To find the theoretical yield of N2 that can be produced, we need to determine the limiting reactant first. The limiting reactant is the reactant that is completely consumed and limits the amount of product that can be formed.
Let's calculate the number of moles for each reactant:
1 mole of N2H4 has a molar mass of 32.05 g/mol.
Number of moles of N2H4 = mass / molar mass = 1.50 x 10^2 g / 32.05 g/mol
1 mole of N2O4 has a molar mass of 92.01 g/mol.

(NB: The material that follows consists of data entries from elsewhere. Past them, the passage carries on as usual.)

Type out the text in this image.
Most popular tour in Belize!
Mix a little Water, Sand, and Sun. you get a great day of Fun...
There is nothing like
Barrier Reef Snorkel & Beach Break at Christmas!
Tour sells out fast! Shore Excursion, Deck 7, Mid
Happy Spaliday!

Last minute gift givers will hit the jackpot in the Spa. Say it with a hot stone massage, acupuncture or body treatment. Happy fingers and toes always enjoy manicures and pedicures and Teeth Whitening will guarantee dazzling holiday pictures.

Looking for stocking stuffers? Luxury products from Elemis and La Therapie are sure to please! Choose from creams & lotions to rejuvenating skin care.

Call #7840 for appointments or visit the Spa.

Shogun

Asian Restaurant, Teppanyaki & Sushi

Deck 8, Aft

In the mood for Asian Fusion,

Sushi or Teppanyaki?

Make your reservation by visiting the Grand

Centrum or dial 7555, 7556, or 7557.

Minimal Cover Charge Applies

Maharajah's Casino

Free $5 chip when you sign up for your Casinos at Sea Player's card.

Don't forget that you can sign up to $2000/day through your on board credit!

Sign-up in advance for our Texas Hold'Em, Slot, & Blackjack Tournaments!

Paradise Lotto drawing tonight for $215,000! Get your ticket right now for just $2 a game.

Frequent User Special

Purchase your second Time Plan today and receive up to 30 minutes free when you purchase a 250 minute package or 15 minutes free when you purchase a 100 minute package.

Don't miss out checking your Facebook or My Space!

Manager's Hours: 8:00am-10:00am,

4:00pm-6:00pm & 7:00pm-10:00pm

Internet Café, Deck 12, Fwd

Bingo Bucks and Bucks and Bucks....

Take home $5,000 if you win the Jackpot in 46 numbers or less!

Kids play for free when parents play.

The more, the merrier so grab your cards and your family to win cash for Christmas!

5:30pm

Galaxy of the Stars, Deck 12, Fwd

Number of moles of N2O4 = mass / molar mass = 2.00 x 10^2 g / 92.01 g/mol
Now, we need to compare the mole ratio of N2H4 to N2O4 with the stoichiometric ratio in the balanced equation:
2 moles of N2H4 : 1 mole of N2O4
Let's calculate the moles of N2 that can be formed for each reactant:
Moles of N2 from N2H4 = (Number of moles of N2H4) x (1 mole of N2 / 2 moles of N2H4)
Moles of N2 from N2O4 = (Number of moles of N2O4) x (3 moles of N2 / 1 mole of N2O4)
Now, we compare the moles of N2 produced from both reactants to determine the limiting reactant:
The smaller value among the moles of N2 from N2H4 and N2O4 represents the limiting reactant.
Finally, we can calculate the theoretical yield of N2:
Theoretical yield (in grams) = (Moles of N2 from the limiting reactant) x (molar mass of N2)
To find the theoretical yield of N2, we need to determine which reactant is limiting and calculate the amount of N2 that can be produced from that reactant.
Step 1: Calculate the molar mass of N2H4 and N2O4.
Molar mass of N2H4 = (2 x atomic mass of N) + (4 x atomic mass of H) = (2 x 14.01 g/mol) + (4 x 1.01 g/mol) = 32.05 g/mol
Molar mass of N2O4 = (2 x atomic mass of N) + (4 x atomic mass of O) = (2 x 14.01 g/mol) + (4 x 16.00 g/mol) = 92.02 g/mol
Step 2: Convert the given masses of N2H4 and N2O4 to moles.
moles of N2H4 = mass of N2H4 / molar mass of N2H4 = 1.50 x 10^2 g / 32.05 g/mol ≈ 4.67 mol
moles of N2O4 = mass of N2O4 / molar mass of N2O4 = 2.00 x 10^2 g / 92.02 g/mol ≈ 2.17 mol
Step 3: Determine the limiting reactant.
The balanced equation indicates that the stoichiometric ratio between N2H4 and N2O4 is 2:1. Therefore, 2 moles of N2H4 react with 1 mole of N2O4. Since we have 4.67 moles of N2H4 and 2.17 moles of N2O4, the N2O4 is limiting as it will be completely consumed.
Step 4: Calculate the moles of N2 that can be produced from N2O4.
From the balanced equation, 1 mole of N2O4 produces 3 moles of N2. Therefore, 2.17 moles of N2O4 will produce (2.17 mol) x (3 mol N2 / 1 mol N2O4) = 6.51 moles of N2.
Step 5: Calculate the theoretical yield of N2 in grams.
The molar mass of N2 is (2 x atomic mass of N) = (2 x 14.01 g/mol) = 28.02 g/mol.
mass of N2 = moles of N2 x molar mass of N2 = 6.51 mol x 28.02 g/mol ≈ 182.6 g
Therefore, the theoretical yield of N2 that can be produced is approximately 182.6 grams.